Scripture Expressions Derived from Customs
IT was an ancient ceremony of the Jews, which yet is religiously observed amongst them, to tear their cloaths in mourning and affliction. Some Orientals still practise this custom, when any thing uncommonly distressful happens. The Jews make use of much ceremony on this occasion—Sometimes, they tear from the top to the bottom; and sometimes, from the bottom to the top. The rent must be of a particular length. When it is done for the loss of parents, it is never sewed; for the loss of other persons, it is sewed at the end of thirty days. This piece of religious mummery, if it is of no other value, will at least serve to explain a passage, in which Solomon, in his Proverbs, says, that—“There is a time to rend, and a time to sew.” Which means, there is a time for affliction, and a time for consolation. Many of the Scripture phrases, that appear unintelligible, are founded on Jewish customs.
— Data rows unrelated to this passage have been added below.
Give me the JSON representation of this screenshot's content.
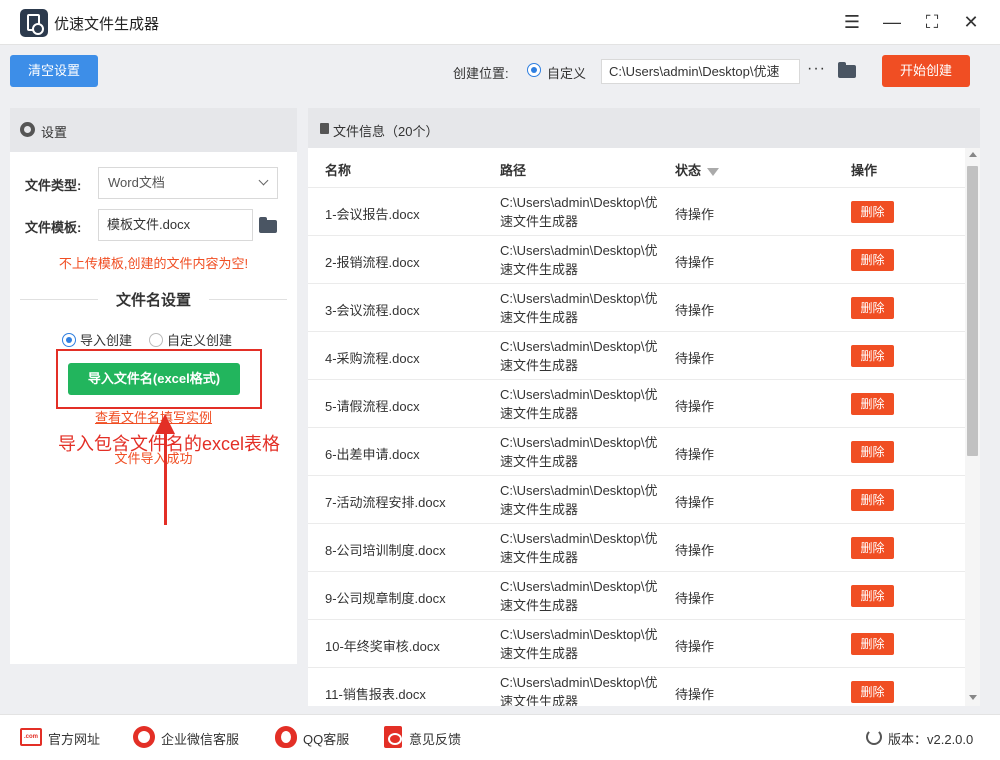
{
  "app": {
    "title": "优速文件生成器"
  },
  "toolbar": {
    "clear_label": "清空设置",
    "location_label": "创建位置:",
    "location_option": "自定义",
    "path_value": "C:\\Users\\admin\\Desktop\\优速",
    "more_label": "···",
    "start_label": "开始创建"
  },
  "settings": {
    "title": "设置",
    "file_type_label": "文件类型:",
    "file_type_value": "Word文档",
    "template_label": "文件模板:",
    "template_value": "模板文件.docx",
    "template_warning": "不上传模板,创建的文件内容为空!",
    "name_section_title": "文件名设置",
    "mode_import": "导入创建",
    "mode_custom": "自定义创建",
    "import_button": "导入文件名(excel格式)",
    "example_link": "查看文件名填写实例",
    "import_status": "文件导入成功",
    "annotation": "导入包含文件名的excel表格"
  },
  "files": {
    "title": "文件信息（20个）",
    "columns": [
      "名称",
      "路径",
      "状态",
      "操作"
    ],
    "delete_label": "删除",
    "rows": [
      {
        "name": "1-会议报告.docx",
        "path": "C:\\Users\\admin\\Desktop\\优速文件生成器",
        "status": "待操作"
      },
      {
        "name": "2-报销流程.docx",
        "path": "C:\\Users\\admin\\Desktop\\优速文件生成器",
        "status": "待操作"
      },
      {
        "name": "3-会议流程.docx",
        "path": "C:\\Users\\admin\\Desktop\\优速文件生成器",
        "status": "待操作"
      },
      {
        "name": "4-采购流程.docx",
        "path": "C:\\Users\\admin\\Desktop\\优速文件生成器",
        "status": "待操作"
      },
      {
        "name": "5-请假流程.docx",
        "path": "C:\\Users\\admin\\Desktop\\优速文件生成器",
        "status": "待操作"
      },
      {
        "name": "6-出差申请.docx",
        "path": "C:\\Users\\admin\\Desktop\\优速文件生成器",
        "status": "待操作"
      },
      {
        "name": "7-活动流程安排.docx",
        "path": "C:\\Users\\admin\\Desktop\\优速文件生成器",
        "status": "待操作"
      },
      {
        "name": "8-公司培训制度.docx",
        "path": "C:\\Users\\admin\\Desktop\\优速文件生成器",
        "status": "待操作"
      },
      {
        "name": "9-公司规章制度.docx",
        "path": "C:\\Users\\admin\\Desktop\\优速文件生成器",
        "status": "待操作"
      },
      {
        "name": "10-年终奖审核.docx",
        "path": "C:\\Users\\admin\\Desktop\\优速文件生成器",
        "status": "待操作"
      },
      {
        "name": "11-销售报表.docx",
        "path": "C:\\Users\\admin\\Desktop\\优速文件生成器",
        "status": "待操作"
      }
    ]
  },
  "footer": {
    "website": "官方网址",
    "web_icon_text": ".com",
    "wechat": "企业微信客服",
    "qq": "QQ客服",
    "feedback": "意见反馈",
    "version": "版本：v2.2.0.0"
  },
  "colors": {
    "accent_blue": "#3d8ee8",
    "accent_red": "#f04e23",
    "accent_green": "#22b55d",
    "annotation_red": "#e32f26"
  }
}
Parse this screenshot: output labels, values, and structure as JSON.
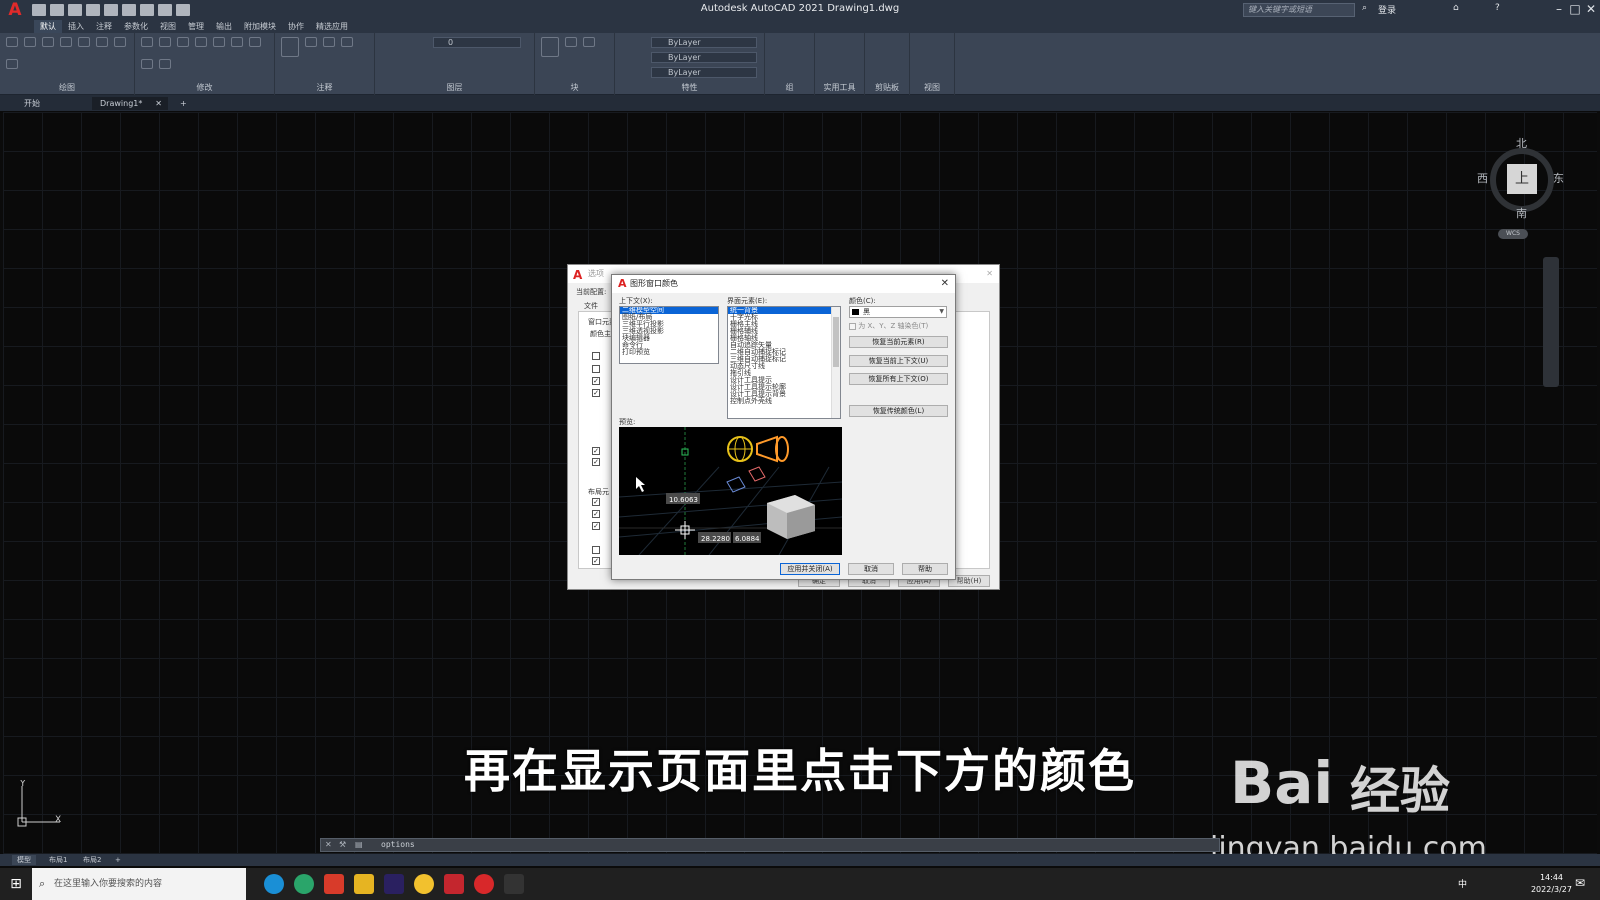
{
  "titlebar": {
    "app_letter": "A",
    "title": "Autodesk AutoCAD 2021    Drawing1.dwg",
    "search_placeholder": "键入关键字或短语",
    "login": "登录"
  },
  "ribbon_tabs": [
    "默认",
    "插入",
    "注释",
    "参数化",
    "视图",
    "管理",
    "输出",
    "附加模块",
    "协作",
    "精选应用"
  ],
  "ribbon_panels": [
    "绘图",
    "修改",
    "注释",
    "图层",
    "块",
    "特性",
    "组",
    "实用工具",
    "剪贴板",
    "视图"
  ],
  "bylayer_label": "ByLayer",
  "layer_value": "0",
  "file_tabs": {
    "start": "开始",
    "drawing": "Drawing1*"
  },
  "viewcube": {
    "north": "北",
    "south": "南",
    "east": "东",
    "west": "西",
    "top": "上",
    "wcs": "WCS"
  },
  "ucs": {
    "x": "X",
    "y": "Y"
  },
  "options_dialog": {
    "title": "选项",
    "current_config": "当前配置:",
    "tab_file": "文件",
    "section_window": "窗口元素",
    "color_scheme": "颜色主",
    "section_layout": "布局元",
    "ok": "确定",
    "cancel": "取消",
    "apply": "应用(A)",
    "help": "帮助(H)"
  },
  "color_dialog": {
    "title": "图形窗口颜色",
    "context_label": "上下文(X):",
    "contexts": [
      "二维模型空间",
      "图纸/布局",
      "三维平行投影",
      "三维透视投影",
      "块编辑器",
      "命令行",
      "打印预览"
    ],
    "element_label": "界面元素(E):",
    "elements": [
      "统一背景",
      "十字光标",
      "栅格主线",
      "栅格辅线",
      "栅格轴线",
      "自动追踪矢量",
      "二维自动捕捉标记",
      "三维自动捕捉标记",
      "动态尺寸线",
      "拖引线",
      "设计工具提示",
      "设计工具提示轮廓",
      "设计工具提示背景",
      "控制点外壳线"
    ],
    "color_label": "颜色(C):",
    "color_value": "黑",
    "tint_label": "为 X、Y、Z 轴染色(T)",
    "restore_element": "恢复当前元素(R)",
    "restore_context": "恢复当前上下文(U)",
    "restore_all": "恢复所有上下文(O)",
    "restore_classic": "恢复传统颜色(L)",
    "preview_label": "预览:",
    "preview_values": [
      "10.6063",
      "28.2280",
      "6.0884"
    ],
    "apply_close": "应用并关闭(A)",
    "cancel": "取消",
    "help": "帮助"
  },
  "subtitle": "再在显示页面里点击下方的颜色",
  "watermark": {
    "logo": "Bai",
    "logo_suffix": "经验",
    "url": "jingyan.baidu.com"
  },
  "command": {
    "text": "options"
  },
  "layout_tabs": [
    "模型",
    "布局1",
    "布局2"
  ],
  "taskbar": {
    "search": "在这里输入你要搜索的内容",
    "time": "14:44",
    "date": "2022/3/27",
    "ime": "中"
  }
}
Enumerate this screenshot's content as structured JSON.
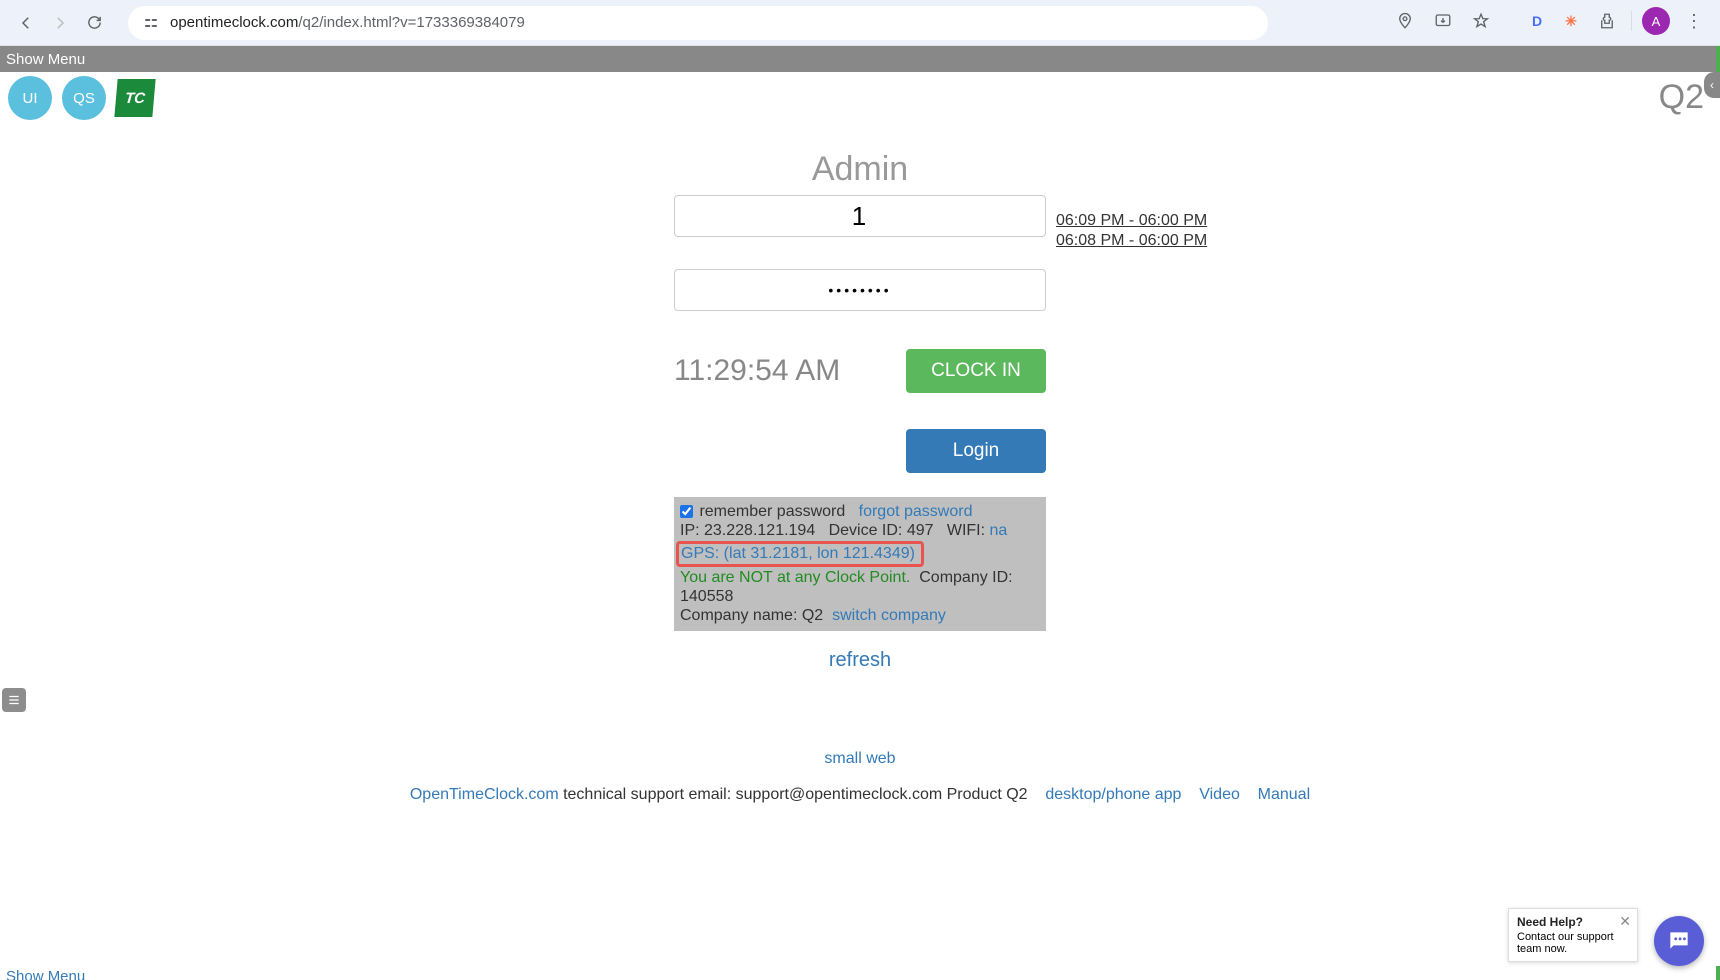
{
  "browser": {
    "url_domain": "opentimeclock.com",
    "url_path": "/q2/index.html?v=1733369384079",
    "avatar_letter": "A",
    "ext1": "D",
    "ext2": "✳"
  },
  "menubar": {
    "show_menu": "Show Menu"
  },
  "badges": {
    "ui": "UI",
    "qs": "QS",
    "logo": "TC"
  },
  "topright_version": "Q2",
  "form": {
    "admin_label": "Admin",
    "username_value": "1",
    "password_masked": "••••••••",
    "current_time": "11:29:54 AM",
    "clock_in": "CLOCK IN",
    "login": "Login"
  },
  "timestamps": [
    "06:09 PM - 06:00 PM",
    "06:08 PM - 06:00 PM"
  ],
  "info": {
    "remember_label": " remember password",
    "forgot_label": "forgot password",
    "ip_label": "IP: 23.228.121.194",
    "device_label": "Device ID: 497",
    "wifi_label": "WIFI: ",
    "wifi_value": "na",
    "gps": "GPS: (lat 31.2181, lon 121.4349)",
    "not_at_clockpoint": "You are NOT at any Clock Point.",
    "company_id": "Company ID: 140558",
    "company_name": "Company name: Q2",
    "switch_company": "switch company"
  },
  "links": {
    "refresh": "refresh",
    "small_web": "small web"
  },
  "footer": {
    "otc": "OpenTimeClock.com",
    "support_text": " technical support email: support@opentimeclock.com Product Q2",
    "desktop": "desktop/phone app",
    "video": "Video",
    "manual": "Manual"
  },
  "help": {
    "title": "Need Help?",
    "subtitle": "Contact our support team now."
  },
  "bottom_menu": "Show Menu"
}
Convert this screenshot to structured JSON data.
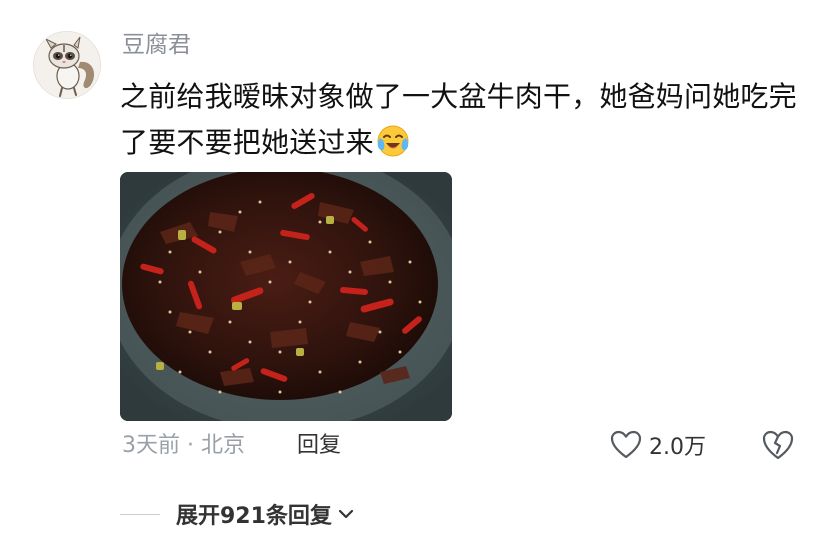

Mr. Bruce, in his Travels, observed in a cavalcade, the head-dress of the governors of provinces. A large broad fillet was bound upon their forehead, and tied behind their head. In the middle of this was a HORN, or a conical piece of silver, gilt, much in the shape of our candle extinguishers. This is called Kirn, or Horn, and is only worn in reviews, or public rejoicings for victory. This custom, borrowed from the Hebrews, our Traveller conceives, will explain the several allusions made to it in Scripture. “I said unto fools, deal not foolishly; and to the wicked, lift not up the HORN—Lift not up your HORN on high; speak not with a stiff neck—But my HORN shalt thou exalt like the horn of an unicorn—And the HORN of the righteous shall be exalted with honour,” And thus in many other places throughout the Psalms.